De la révision de notre Constitution

Editorial

Depuis des années, pour ne pas dire quelques décennies, je défends l’idée d’une évolution de notre système institutionnel, qui se caractérise aujourd’hui par un présidentialisme accentué, vers un véritable régime présidentiel.

En effet, seul un tel régime me paraît être susceptible d’assurer un réel équilibre des pouvoirs tout en assurant la stabilité politique nécessaire à la pérennité de notre Etat de droit, à la différence des solutions préconisées par ceux qui prônent aujourd’hui sur fond de démagogie et de «dégagisme», l’instauration d’un pouvoir faible, se caractérisant par un régime d’assemblée, accordant une large place à une forme de démocratie directe avec pouvoir de révocation des élus et des gouvernants.

Or, il faut avoir conscience qu’un tel régime est irréaliste dans les faits dans le cadre de grandes démocraties à l’instar de la nôtre et ne saurait être tout simplement adapté à notre pays.

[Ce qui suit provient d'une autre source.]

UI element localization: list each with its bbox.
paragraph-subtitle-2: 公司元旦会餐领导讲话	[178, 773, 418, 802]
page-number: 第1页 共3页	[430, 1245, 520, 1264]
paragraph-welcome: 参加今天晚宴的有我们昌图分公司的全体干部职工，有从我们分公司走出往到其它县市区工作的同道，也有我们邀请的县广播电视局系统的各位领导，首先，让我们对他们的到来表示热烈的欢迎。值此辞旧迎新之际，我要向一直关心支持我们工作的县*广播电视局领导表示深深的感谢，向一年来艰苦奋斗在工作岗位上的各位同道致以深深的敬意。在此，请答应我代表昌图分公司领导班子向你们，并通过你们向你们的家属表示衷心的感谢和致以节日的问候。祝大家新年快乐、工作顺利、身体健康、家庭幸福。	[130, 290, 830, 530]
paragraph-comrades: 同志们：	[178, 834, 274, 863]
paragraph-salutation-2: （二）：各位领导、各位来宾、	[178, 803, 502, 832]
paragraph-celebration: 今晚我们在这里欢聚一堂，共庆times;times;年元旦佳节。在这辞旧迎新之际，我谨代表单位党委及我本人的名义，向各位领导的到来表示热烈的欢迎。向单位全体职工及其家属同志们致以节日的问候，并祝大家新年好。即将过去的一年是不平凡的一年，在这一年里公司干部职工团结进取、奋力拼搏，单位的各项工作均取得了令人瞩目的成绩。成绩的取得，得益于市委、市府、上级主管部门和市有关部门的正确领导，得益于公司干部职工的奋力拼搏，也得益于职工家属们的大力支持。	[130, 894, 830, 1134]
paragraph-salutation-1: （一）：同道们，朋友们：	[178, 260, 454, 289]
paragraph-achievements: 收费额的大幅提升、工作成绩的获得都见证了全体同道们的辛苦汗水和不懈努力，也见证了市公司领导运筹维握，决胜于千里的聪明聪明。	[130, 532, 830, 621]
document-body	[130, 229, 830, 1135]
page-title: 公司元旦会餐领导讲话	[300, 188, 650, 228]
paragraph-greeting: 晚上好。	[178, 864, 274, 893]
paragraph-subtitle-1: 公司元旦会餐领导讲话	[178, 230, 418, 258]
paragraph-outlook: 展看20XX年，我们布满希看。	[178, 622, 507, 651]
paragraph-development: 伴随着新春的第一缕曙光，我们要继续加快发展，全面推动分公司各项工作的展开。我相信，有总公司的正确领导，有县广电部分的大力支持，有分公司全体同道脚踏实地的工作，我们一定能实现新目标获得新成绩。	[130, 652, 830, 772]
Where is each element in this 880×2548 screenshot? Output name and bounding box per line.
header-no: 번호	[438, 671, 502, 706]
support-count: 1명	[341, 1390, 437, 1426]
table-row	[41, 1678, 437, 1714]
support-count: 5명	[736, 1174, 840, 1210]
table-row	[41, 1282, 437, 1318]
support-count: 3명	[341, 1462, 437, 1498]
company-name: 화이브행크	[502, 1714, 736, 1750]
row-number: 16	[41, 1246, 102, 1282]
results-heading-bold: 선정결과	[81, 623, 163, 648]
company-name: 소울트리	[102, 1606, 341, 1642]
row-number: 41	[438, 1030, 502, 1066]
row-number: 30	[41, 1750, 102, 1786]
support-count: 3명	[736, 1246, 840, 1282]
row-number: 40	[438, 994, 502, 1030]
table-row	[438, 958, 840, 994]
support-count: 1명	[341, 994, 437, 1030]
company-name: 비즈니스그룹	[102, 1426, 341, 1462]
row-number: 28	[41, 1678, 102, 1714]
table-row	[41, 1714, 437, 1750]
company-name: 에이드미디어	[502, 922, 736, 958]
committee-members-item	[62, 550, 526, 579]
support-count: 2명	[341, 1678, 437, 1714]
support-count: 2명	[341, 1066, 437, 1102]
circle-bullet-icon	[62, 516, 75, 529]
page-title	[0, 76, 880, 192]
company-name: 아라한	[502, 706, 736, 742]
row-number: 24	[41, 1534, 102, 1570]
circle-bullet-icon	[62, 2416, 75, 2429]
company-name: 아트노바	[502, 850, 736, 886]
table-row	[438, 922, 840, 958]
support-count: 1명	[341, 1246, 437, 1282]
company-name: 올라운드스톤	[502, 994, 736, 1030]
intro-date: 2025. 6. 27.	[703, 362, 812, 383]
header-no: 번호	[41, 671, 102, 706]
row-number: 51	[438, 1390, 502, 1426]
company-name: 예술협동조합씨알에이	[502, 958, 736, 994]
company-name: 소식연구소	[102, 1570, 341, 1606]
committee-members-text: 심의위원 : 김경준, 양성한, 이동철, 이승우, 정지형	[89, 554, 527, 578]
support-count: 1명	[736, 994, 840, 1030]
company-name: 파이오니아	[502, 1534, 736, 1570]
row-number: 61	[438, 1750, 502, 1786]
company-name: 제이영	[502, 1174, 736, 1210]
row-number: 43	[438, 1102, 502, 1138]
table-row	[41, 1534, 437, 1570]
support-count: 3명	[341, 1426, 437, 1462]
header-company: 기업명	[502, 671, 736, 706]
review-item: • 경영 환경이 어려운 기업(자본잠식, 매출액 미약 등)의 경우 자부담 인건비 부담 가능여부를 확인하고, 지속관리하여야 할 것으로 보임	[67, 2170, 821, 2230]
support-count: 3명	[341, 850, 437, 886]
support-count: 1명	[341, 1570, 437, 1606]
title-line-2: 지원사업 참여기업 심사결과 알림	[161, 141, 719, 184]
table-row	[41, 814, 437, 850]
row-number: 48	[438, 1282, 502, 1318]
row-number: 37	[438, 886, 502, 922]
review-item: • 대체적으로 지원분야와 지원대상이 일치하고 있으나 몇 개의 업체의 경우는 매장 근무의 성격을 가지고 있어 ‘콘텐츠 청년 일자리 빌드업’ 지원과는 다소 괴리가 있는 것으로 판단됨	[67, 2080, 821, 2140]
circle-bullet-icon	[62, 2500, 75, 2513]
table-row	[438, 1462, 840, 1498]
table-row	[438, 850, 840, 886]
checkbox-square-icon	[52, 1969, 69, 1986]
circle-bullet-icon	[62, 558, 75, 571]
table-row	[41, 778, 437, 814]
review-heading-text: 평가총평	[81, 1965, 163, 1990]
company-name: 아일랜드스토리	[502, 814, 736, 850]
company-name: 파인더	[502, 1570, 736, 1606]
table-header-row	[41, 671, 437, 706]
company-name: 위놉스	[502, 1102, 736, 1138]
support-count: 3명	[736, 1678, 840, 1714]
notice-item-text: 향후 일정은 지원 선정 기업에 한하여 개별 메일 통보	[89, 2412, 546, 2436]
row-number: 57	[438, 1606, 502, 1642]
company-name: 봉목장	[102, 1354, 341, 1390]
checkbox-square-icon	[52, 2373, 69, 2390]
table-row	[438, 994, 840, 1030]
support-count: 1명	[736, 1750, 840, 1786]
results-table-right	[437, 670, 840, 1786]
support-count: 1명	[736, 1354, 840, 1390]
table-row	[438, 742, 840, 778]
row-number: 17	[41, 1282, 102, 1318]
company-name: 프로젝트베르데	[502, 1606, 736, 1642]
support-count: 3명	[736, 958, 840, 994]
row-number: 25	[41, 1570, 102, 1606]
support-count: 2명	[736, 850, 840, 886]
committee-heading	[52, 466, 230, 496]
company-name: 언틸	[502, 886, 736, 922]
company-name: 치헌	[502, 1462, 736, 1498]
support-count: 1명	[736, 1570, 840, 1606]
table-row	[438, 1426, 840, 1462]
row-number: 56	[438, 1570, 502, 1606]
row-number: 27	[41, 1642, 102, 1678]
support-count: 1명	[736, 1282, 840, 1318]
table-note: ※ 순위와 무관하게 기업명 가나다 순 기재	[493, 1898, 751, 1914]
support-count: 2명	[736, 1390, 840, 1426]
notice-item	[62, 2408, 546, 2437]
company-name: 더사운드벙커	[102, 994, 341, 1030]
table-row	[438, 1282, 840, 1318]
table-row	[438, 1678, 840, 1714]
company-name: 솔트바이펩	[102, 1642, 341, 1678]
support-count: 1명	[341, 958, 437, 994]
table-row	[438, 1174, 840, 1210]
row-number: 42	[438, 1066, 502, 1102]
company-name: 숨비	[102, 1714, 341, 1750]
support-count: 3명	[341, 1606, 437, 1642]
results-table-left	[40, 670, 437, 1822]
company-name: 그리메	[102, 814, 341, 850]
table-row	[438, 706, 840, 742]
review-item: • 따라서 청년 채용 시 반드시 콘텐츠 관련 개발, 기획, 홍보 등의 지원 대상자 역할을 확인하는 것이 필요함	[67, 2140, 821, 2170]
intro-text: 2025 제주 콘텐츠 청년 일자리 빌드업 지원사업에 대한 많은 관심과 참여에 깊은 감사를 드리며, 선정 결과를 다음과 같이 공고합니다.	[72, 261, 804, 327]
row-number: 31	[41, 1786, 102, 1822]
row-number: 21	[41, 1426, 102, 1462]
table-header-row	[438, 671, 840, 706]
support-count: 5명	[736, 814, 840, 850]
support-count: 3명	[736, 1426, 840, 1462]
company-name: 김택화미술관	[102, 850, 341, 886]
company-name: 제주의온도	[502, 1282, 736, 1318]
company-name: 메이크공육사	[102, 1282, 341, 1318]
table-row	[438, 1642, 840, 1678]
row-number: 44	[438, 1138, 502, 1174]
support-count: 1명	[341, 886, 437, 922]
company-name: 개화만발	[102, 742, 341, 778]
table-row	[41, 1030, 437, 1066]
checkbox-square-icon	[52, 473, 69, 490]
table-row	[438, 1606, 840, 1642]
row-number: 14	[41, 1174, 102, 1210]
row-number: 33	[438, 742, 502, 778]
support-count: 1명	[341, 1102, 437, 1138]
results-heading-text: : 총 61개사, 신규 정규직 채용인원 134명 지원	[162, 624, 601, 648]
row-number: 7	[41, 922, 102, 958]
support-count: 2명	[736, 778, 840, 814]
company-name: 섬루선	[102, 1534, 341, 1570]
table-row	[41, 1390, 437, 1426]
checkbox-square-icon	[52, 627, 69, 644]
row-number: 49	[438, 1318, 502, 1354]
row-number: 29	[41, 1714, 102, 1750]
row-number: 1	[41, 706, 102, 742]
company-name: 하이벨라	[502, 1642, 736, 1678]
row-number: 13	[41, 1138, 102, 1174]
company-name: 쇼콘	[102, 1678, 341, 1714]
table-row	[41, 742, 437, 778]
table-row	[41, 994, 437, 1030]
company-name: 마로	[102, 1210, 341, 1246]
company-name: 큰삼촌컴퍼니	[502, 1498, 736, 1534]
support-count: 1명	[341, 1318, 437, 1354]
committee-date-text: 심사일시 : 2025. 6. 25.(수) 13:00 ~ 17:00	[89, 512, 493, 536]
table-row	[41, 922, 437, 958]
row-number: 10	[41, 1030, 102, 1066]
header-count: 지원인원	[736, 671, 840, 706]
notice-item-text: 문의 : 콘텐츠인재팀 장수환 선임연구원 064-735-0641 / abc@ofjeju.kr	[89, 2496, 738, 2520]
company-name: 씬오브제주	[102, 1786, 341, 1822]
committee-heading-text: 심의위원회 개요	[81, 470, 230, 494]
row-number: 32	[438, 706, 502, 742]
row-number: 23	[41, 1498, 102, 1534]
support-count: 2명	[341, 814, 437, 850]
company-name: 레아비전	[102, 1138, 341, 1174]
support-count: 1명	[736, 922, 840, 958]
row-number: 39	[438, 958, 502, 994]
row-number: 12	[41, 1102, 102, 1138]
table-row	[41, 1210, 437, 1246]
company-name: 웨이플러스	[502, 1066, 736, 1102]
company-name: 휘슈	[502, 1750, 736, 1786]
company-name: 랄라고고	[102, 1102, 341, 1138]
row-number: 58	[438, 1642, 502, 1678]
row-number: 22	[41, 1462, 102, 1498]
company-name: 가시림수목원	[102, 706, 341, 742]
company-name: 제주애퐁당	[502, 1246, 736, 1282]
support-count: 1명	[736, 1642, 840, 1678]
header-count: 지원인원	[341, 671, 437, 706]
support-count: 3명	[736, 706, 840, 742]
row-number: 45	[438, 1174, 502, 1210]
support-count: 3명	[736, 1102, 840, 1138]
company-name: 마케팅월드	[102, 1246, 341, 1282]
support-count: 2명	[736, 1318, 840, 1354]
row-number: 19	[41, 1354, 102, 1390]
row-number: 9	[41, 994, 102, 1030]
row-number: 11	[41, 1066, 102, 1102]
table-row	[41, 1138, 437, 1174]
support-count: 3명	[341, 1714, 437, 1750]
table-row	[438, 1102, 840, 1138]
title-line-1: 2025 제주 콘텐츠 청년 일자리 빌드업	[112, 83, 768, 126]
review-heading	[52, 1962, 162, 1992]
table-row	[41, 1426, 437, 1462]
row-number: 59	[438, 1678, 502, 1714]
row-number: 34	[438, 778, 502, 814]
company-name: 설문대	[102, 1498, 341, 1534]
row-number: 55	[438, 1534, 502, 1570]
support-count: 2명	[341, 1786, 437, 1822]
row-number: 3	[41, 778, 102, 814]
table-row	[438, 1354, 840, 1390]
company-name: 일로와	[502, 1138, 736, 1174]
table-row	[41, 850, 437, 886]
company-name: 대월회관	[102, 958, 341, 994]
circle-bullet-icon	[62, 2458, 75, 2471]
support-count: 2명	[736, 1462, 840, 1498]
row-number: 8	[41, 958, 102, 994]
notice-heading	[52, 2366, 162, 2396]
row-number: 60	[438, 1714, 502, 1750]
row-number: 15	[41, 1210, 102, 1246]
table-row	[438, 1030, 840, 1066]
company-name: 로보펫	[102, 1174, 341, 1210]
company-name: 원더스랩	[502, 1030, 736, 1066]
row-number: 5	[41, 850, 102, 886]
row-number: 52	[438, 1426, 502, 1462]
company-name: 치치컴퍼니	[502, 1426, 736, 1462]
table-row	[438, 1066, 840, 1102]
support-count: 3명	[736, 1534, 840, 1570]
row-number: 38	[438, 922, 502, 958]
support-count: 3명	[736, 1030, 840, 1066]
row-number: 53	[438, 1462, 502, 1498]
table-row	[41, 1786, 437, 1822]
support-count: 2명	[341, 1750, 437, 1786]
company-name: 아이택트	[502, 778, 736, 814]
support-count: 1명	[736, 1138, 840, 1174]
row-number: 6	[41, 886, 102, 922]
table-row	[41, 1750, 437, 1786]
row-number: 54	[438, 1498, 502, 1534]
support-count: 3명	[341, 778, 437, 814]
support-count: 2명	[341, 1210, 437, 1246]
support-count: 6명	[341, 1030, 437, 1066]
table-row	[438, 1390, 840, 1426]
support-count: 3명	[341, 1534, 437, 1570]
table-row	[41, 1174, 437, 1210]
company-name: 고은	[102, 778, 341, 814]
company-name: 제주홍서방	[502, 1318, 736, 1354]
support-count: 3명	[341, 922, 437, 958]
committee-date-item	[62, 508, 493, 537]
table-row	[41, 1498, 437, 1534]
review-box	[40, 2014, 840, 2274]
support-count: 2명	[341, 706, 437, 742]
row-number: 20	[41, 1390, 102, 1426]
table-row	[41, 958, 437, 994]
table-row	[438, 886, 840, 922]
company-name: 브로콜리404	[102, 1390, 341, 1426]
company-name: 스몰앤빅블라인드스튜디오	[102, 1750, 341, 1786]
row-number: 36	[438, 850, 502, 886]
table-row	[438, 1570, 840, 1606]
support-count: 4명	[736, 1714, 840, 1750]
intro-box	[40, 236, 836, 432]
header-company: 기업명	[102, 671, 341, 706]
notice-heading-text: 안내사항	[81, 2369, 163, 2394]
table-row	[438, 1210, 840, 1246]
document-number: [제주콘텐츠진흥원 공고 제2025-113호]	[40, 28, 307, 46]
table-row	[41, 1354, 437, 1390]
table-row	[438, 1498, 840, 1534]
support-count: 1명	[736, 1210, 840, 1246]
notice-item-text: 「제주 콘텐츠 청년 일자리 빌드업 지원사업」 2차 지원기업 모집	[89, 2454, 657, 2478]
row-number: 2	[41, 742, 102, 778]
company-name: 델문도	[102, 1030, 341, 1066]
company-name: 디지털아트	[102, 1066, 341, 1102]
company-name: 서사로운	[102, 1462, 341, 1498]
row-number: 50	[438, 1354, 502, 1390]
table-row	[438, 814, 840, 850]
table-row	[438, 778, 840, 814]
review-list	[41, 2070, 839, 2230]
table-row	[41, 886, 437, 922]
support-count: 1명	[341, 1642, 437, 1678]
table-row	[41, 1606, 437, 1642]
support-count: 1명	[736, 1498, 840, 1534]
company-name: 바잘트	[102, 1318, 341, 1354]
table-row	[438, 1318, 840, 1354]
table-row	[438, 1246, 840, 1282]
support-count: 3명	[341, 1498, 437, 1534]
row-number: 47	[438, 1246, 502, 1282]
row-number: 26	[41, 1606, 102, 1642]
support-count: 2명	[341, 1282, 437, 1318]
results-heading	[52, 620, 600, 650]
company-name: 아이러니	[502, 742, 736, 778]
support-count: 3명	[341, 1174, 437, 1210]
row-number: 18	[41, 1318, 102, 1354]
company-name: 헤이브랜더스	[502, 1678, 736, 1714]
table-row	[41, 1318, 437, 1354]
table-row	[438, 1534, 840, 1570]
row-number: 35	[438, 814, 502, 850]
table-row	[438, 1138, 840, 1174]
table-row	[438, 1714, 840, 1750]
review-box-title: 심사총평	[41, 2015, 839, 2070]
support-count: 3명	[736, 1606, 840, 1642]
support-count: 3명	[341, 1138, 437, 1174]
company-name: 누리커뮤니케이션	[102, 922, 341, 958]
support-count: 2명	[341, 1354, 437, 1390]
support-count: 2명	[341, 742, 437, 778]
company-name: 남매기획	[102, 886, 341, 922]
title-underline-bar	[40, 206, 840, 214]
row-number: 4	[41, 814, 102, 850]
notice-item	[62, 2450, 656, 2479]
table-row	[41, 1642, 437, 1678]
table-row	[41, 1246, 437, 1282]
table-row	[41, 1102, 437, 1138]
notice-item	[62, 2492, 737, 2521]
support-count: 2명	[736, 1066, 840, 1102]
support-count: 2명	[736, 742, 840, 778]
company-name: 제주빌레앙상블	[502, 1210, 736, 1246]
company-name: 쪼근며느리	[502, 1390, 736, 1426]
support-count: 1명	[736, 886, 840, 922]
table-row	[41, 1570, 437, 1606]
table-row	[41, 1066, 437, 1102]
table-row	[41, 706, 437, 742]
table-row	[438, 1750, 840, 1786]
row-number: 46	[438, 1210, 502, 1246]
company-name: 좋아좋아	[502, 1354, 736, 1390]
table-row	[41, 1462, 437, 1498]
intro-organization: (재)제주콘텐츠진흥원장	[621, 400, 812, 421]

Je regrette, à cet égard, l’aveuglement de nombre de femmes et hommes politiques mus sans doute par un attachement de nature idéologique à un système politique qui, certes, a permis dans un premier temps de rompre avec la funeste instabilité de feu la IVe République, mais qui, avec le temps, a montré ses limites et engendré de fait une nouvelle forme d’instabilité, le débat se faisant trop souvent plus dans la rue que dans le cadre de nos hémicycles.

Je regrette plus encore l’aveuglement de nombre de politologues, politistes, analystes et observateurs de la vie politique qui n’ont pas vu se profiler la crise sociale, politique et institutionnelle à laquelle nous sommes aujourd’hui confrontés et ont prôné le statu quo alors que quelques aménagements et adaptations de notre Constitution, à l’instar de celles que je préconisais dans mes deux derniers ouvrages : Refondons nos institutions, d’une monarchie républicaine à une démocratie républicaine et De l’alternance au partage du pouvoir, faut-il en finir avec nos modes de scrutin ? auraient sans doute permis de ne pas creuser un véritable fossé entre une partie du peuple et ses représentants.

L’hyper concentration des pouvoirs entre les mains d’un président de la République élu au suffrage universel direct et le maintien d’un parlementarisme rationalisé à l’excès débouchent sur un déséquilibre indiscutable des pouvoirs, le pouvoir législatif étant victime d’un système représentatif inadapté, dès lors qu’il ne permet pas une juste et authentique représentation des courants de pensée qui irriguent le pays.

Au cours des jours et des mois qui viennent, je reviendrai régulièrement sur les propositions de réformes constitutionnelles que je préconise. Ces propositions constituant autant de contributions au grand débat qui se développe aujourd’hui au sein du pays.